Grand Slam singles results
- US Open: SF (1888)

Grand Slam mixed doubles results
- US Open: F (1888) not official

= Adeline Robinson =

American tennis player

Adeline King Robinson (March 22, 1865 – December 18, 1943) was an American female tennis player. She was active from 1883 to 1890 and contested 9 career singles finals, and won 8 titles.

She was born on Staten Island in New York, the daughter of stockbroker Beverly Robinson and Eliza Gracie King. She was educated at private schools in New York City and in France.

Robinson mainly played at the Staten Island Cricket and Baseball Club and in New York tournaments. In 1885, she won the Ladies Club for Outdoor Sports Open and again in 1885. In September 1887, she won the doubles event at the New York Tennis Club Open tournament with Miss Clark. In October, she won the singles title at the Hastings-on-Hudson tournament after defeating Ellen Roosevelt in the final.

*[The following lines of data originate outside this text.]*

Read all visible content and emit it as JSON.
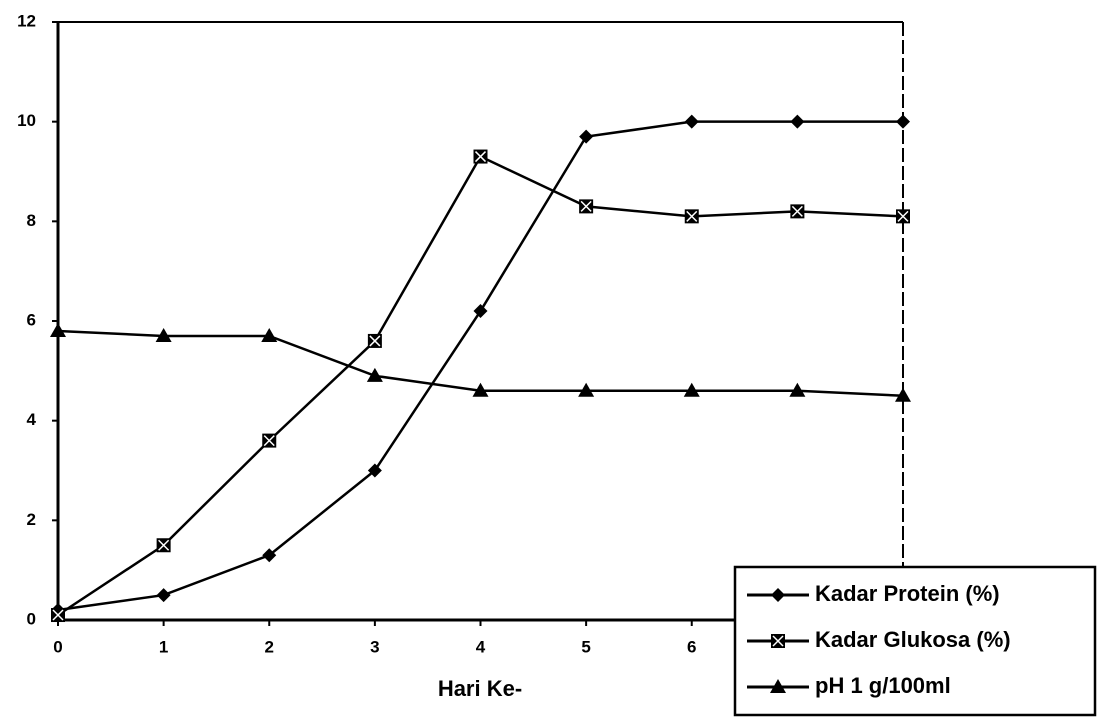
{
  "chart_data": {
    "type": "line",
    "x_label": "Hari Ke-",
    "x": [
      0,
      1,
      2,
      3,
      4,
      5,
      6,
      7,
      8
    ],
    "xlim": [
      0,
      8
    ],
    "xticks": [
      0,
      1,
      2,
      3,
      4,
      5,
      6
    ],
    "ylim": [
      0,
      12
    ],
    "yticks": [
      0,
      2,
      4,
      6,
      8,
      10,
      12
    ],
    "legend": "bottom-right",
    "series": [
      {
        "name": "Kadar Protein (%)",
        "color": "#000000",
        "marker": "diamond",
        "values": [
          0.2,
          0.5,
          1.3,
          3.0,
          6.2,
          9.7,
          10.0,
          10.0,
          10.0
        ]
      },
      {
        "name": "Kadar Glukosa (%)",
        "color": "#000000",
        "marker": "square",
        "values": [
          0.1,
          1.5,
          3.6,
          5.6,
          9.3,
          8.3,
          8.1,
          8.2,
          8.1
        ]
      },
      {
        "name": "pH 1 g/100ml",
        "color": "#000000",
        "marker": "triangle",
        "values": [
          5.8,
          5.7,
          5.7,
          4.9,
          4.6,
          4.6,
          4.6,
          4.6,
          4.5
        ]
      }
    ]
  }
}
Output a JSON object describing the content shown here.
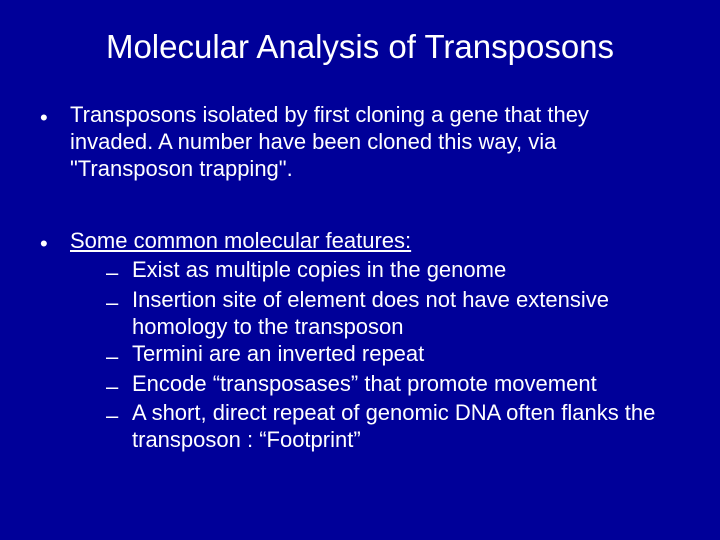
{
  "background_color": "#000099",
  "text_color": "#ffffff",
  "font_family": "Arial, Helvetica, sans-serif",
  "title": "Molecular Analysis of Transposons",
  "bullet1": "Transposons isolated by first cloning a gene that they invaded. A number have been cloned this way, via \"Transposon trapping\".",
  "features_header": "Some common molecular features:",
  "features": {
    "f1": "Exist as multiple copies in the genome",
    "f2": "Insertion site of element does not have extensive homology to the transposon",
    "f3": "Termini are an inverted repeat",
    "f4": "Encode “transposases” that promote movement",
    "f5": "A short, direct repeat of genomic DNA often flanks the transposon : “Footprint”"
  }
}
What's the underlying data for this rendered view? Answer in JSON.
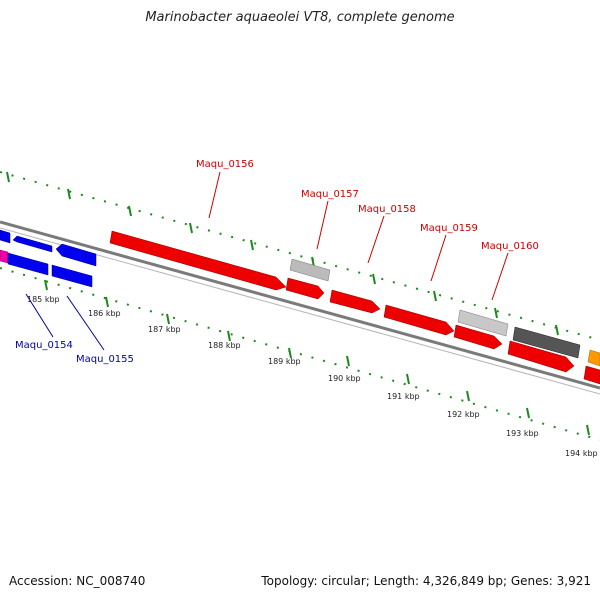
{
  "title": "Marinobacter aquaeolei VT8, complete genome",
  "footer": {
    "accession": "Accession: NC_008740",
    "summary": "Topology: circular; Length: 4,326,849 bp; Genes: 3,921"
  },
  "colors": {
    "background": "#ffffff",
    "backbone": "#8a8a8a",
    "tick": "#1e8a1e",
    "gene_red": "#ee0000",
    "gene_blue": "#0000ee",
    "gene_gray_light": "#bbbbbb",
    "gene_gray_dark": "#555555",
    "gene_magenta": "#ee00aa",
    "gene_orange": "#ff9900",
    "label_red": "#cc0000",
    "label_blue": "#0000aa"
  },
  "scale": {
    "ticks": [
      {
        "label": "185 kbp"
      },
      {
        "label": "186 kbp"
      },
      {
        "label": "187 kbp"
      },
      {
        "label": "188 kbp"
      },
      {
        "label": "189 kbp"
      },
      {
        "label": "190 kbp"
      },
      {
        "label": "191 kbp"
      },
      {
        "label": "192 kbp"
      },
      {
        "label": "193 kbp"
      },
      {
        "label": "194 kbp"
      }
    ]
  },
  "gene_labels": [
    {
      "name": "Maqu_0154",
      "color": "blue"
    },
    {
      "name": "Maqu_0155",
      "color": "blue"
    },
    {
      "name": "Maqu_0156",
      "color": "red"
    },
    {
      "name": "Maqu_0157",
      "color": "red"
    },
    {
      "name": "Maqu_0158",
      "color": "red"
    },
    {
      "name": "Maqu_0159",
      "color": "red"
    },
    {
      "name": "Maqu_0160",
      "color": "red"
    }
  ]
}
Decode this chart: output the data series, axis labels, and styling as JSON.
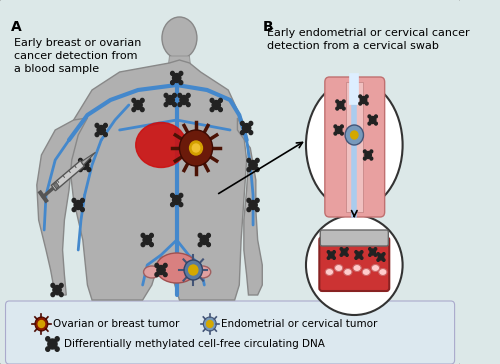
{
  "bg_color": "#dce8e8",
  "legend_bg": "#dce8ef",
  "border_color": "#999999",
  "body_color": "#b0b0b0",
  "body_outline": "#888888",
  "vein_color": "#4488cc",
  "label_A": "A",
  "label_B": "B",
  "text_A": "Early breast or ovarian\ncancer detection from\na blood sample",
  "text_B": "Early endometrial or cervical cancer\ndetection from a cervical swab",
  "legend1_text": "Ovarian or breast tumor",
  "legend2_text": "Endometrial or cervical tumor",
  "legend3_text": "Differentially methylated cell-free circulating DNA",
  "tumor_red": "#cc2222",
  "tumor_outline": "#8b1a1a",
  "tumor_gold": "#d4a000",
  "cervical_blue": "#7799cc",
  "lymph_color": "#222222",
  "syringe_color": "#666666",
  "title_fontsize": 8,
  "legend_fontsize": 7.5,
  "label_fontsize": 10
}
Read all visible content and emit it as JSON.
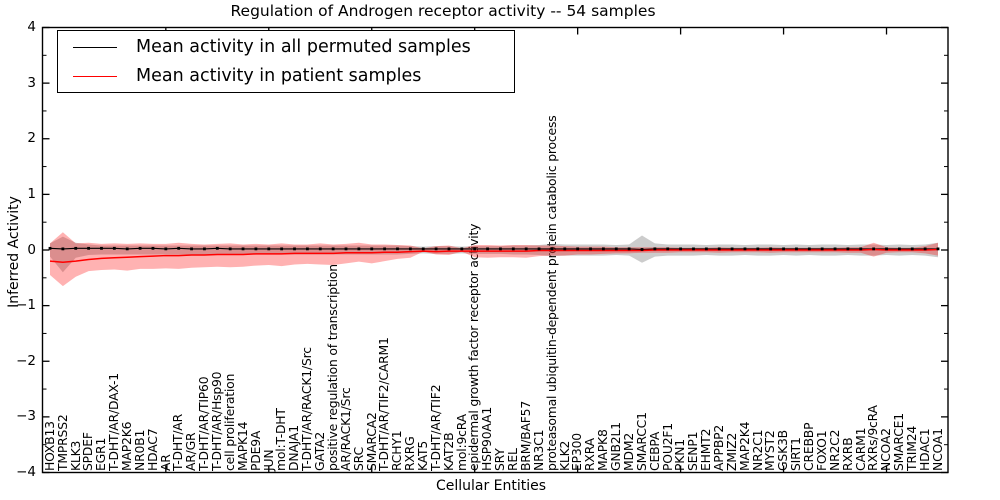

Robinson competed in the women's singles event at the 1888 National Championships, played in June at the Philadelphia Cricket Club. She defeated Augusta Roberts in the first round in straight sets and won her second round match against Ellen Roosevelt before losing in the semifinal to eventual champion Bertha Townsend after failing to convert a matchpoint. She was described by tennis champion Henry Slocum in 1889 as "the most skillful exponent of lawn tennis to be found among the women of America." (Note: In an article in the July 1889 issue of Outing he mentions "Apart from being a remarkably well-conducted institution, the ladies’ club is famous and fortunate in numbering among its members Miss Adeline Robinson, who, according to popular opinion, is the most skillful exponent of lawn tennis to be found among the women of America.")

After rheumatism cut short her tennis career, Robinson took up golf and played for the Richmond County Country Club. She was the defending champion at the 1898 Harbor Hill Golf Club tournament and competed at the W.M.G.A. tournament in 1900.

In the late 1890s, she began giving dancing lessons to children which she continued to do until about 1939.